Hi, what is an adequate subsitution for T-bar rows?


----------



## P-funk (Apr 28, 2009)

1-arm DB rows
standing 1-arm cable row
seated cable row
inverted row

patrick


----------



## CowPimp (Apr 28, 2009)

Any other kind of row...


----------



## Rookeek (Apr 28, 2009)

I use bent over rows with wide overhand grip..


----------



## islandjock (Apr 28, 2009)

Thank you kindly, everyone, I think I'm going to give the seated cable row a shot


----------



## T_man (Apr 29, 2009)

islandjock said:


> Thank you kindly, everyone, I think I'm going to give the seated cable row a shot



It's great!


----------



## Ngordyn (Apr 29, 2009)

i prefer bent over barbell rows with underhand grip


----------



## Arnold (Apr 29, 2009)

CowPimp said:


> Any other kind of row...



that about sums it up.


----------



## highpockets (Apr 30, 2009)

If you are looking for a substitution for T-bars because your gym does not have a T-bar seat/machine, here is what I do because my gym has nothing in the form of a T-bar machine either.

The movement that I perform is probably closer to a bent over row, but allows for changing hand and wrist positions depending on the type of grip bar used.

I place a towel in one corner of the gym (so as not to bugger up the wall) and stick one end of an Oly bar in the corner/towel. I then slide a strap over the opposite end of the bar and load desired weights. I then slide a grip bar through the strap (I usually use a grip bar such as you would use for lat pulldowns). I use a Reebok step to stand on so when I extend my arms I'm not resting the weights back on the floor.

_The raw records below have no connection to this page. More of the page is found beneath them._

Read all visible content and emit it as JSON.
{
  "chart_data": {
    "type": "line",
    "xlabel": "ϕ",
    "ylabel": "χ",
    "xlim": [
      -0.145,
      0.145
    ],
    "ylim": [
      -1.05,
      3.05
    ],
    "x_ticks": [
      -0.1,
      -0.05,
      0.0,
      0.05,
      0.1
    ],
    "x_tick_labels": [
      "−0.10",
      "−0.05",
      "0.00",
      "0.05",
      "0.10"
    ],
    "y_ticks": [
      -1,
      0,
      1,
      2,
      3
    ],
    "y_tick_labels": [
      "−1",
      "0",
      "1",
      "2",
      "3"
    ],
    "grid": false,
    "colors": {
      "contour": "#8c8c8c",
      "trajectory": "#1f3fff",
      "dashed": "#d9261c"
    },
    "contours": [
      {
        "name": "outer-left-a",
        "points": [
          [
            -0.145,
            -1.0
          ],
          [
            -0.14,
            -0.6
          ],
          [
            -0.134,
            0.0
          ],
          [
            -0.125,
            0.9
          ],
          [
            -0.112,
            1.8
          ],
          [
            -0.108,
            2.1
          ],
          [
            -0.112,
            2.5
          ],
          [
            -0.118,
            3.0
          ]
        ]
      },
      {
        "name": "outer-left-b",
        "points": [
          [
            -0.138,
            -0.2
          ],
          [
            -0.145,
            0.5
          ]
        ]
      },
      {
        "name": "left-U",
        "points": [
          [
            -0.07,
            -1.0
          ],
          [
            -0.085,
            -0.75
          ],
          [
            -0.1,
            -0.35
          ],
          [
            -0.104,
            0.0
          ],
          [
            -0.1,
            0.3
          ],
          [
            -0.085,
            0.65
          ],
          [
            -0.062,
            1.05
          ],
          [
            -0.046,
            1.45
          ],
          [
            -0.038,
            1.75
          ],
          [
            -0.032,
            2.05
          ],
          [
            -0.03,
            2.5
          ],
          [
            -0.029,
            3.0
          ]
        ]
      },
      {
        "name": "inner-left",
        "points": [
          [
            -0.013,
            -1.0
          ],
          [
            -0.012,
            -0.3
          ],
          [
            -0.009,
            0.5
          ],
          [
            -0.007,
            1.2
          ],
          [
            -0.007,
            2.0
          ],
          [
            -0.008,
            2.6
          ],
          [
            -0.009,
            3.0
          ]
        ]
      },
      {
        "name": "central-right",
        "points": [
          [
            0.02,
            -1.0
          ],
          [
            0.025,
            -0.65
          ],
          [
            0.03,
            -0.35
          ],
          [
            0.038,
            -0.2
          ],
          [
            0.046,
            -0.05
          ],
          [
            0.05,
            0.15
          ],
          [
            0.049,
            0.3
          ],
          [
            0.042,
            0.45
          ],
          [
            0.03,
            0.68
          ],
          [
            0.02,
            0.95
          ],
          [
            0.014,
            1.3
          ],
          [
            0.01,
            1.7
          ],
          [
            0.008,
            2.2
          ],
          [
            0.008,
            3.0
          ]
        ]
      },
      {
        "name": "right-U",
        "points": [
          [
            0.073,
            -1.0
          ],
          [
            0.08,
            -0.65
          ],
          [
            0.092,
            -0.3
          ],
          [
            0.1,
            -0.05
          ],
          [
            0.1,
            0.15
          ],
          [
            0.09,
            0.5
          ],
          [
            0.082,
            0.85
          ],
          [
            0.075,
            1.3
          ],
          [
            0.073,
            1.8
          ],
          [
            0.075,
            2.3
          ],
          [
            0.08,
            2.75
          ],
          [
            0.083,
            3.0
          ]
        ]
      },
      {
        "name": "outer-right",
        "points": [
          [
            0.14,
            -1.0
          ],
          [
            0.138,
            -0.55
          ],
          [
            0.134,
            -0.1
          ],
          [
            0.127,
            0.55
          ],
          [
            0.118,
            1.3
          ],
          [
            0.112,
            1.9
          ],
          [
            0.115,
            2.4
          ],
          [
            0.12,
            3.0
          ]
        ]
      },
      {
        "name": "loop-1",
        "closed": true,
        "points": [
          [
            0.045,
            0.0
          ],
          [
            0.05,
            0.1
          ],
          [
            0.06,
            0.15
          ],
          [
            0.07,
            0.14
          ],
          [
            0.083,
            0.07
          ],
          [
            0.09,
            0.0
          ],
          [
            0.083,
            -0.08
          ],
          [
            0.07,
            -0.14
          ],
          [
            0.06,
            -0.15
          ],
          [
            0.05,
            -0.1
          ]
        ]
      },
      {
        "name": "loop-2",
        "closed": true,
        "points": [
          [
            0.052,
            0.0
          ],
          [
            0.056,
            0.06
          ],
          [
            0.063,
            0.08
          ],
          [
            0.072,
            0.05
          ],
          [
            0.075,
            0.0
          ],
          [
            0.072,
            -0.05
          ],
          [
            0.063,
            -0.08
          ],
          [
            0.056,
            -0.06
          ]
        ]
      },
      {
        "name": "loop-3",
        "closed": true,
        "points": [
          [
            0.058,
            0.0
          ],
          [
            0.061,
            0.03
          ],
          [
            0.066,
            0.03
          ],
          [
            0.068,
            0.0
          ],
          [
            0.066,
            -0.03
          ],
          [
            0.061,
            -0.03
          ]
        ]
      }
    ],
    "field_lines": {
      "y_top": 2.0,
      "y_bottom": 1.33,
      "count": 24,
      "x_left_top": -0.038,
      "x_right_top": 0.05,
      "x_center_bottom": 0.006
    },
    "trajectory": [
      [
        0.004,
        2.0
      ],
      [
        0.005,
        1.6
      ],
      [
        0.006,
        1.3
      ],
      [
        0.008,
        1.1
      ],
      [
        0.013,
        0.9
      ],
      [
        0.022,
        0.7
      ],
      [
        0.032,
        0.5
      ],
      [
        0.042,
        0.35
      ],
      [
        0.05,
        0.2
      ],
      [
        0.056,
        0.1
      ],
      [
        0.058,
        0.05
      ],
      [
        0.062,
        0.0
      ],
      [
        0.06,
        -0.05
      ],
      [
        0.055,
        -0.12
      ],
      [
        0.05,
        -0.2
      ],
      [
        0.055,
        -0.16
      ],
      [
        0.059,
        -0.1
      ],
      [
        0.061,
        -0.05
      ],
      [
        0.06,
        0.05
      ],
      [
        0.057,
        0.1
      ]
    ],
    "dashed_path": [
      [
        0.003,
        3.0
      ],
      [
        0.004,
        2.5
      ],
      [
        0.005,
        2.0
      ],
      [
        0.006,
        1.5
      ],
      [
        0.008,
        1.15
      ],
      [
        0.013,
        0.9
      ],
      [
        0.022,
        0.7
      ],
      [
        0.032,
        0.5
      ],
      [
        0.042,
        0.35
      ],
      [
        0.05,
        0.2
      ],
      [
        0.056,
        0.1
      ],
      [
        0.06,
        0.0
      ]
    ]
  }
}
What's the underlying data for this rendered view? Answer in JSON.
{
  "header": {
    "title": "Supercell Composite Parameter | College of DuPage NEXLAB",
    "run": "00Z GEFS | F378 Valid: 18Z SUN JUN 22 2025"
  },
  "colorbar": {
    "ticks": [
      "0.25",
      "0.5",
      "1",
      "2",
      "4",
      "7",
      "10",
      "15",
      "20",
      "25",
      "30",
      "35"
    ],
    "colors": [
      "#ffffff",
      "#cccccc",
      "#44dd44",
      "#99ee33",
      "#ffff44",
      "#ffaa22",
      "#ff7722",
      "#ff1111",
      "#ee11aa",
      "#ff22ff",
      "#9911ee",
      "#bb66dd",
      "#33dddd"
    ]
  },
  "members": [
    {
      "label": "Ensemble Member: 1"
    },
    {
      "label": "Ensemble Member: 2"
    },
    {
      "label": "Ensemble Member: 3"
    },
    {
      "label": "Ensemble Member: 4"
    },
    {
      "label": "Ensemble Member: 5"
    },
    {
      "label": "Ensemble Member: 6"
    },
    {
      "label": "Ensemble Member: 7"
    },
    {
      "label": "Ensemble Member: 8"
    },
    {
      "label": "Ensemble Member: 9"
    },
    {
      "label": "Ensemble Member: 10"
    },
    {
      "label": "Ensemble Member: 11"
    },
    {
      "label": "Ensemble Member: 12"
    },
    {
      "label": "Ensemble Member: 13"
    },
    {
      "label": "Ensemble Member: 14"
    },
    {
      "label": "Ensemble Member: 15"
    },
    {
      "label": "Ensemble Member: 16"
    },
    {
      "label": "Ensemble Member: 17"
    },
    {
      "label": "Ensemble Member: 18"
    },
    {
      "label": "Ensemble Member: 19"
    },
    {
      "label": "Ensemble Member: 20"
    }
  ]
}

When beginning this movement I always bend my knees down further than I need to and arch the small of my back just a bit for proper form before bringing the weights off of the floor. My back is not parallel to the floor, but slightly angled at about 45 degrees. Form is important for these and make sure that your not using too much weight because your chest is not supported as would be with a T-bar machine.

I usually perform these wide grip followed by chin ups and then some CG seated rows or bent over DB rows.

The owner of the gym walked in on me the other day while doing these and she came over to ask me what I was doing. After explaining, I  now have her thinking about purchasing a T-bar machine. I can only hope!


----------



## Hench (Apr 30, 2009)

highpockets said:


> If you are looking for a substitution for T-bars because your gym does not have a T-bar seat/machine, here is what I do because my gym has nothing in the form of a T-bar machine either.
> 
> The movement that I perform is probably closer to a bent over row, but allows for changing hand and wrist positions depending on the type of grip bar used.
> 
> ...



Done it, put a hole in the wall, was asked never to do it again.


----------



## Built (Apr 30, 2009)

highpockets - that's a great idea about the "step".

To the OP - how about Pendlay rows - those are awesome!


----------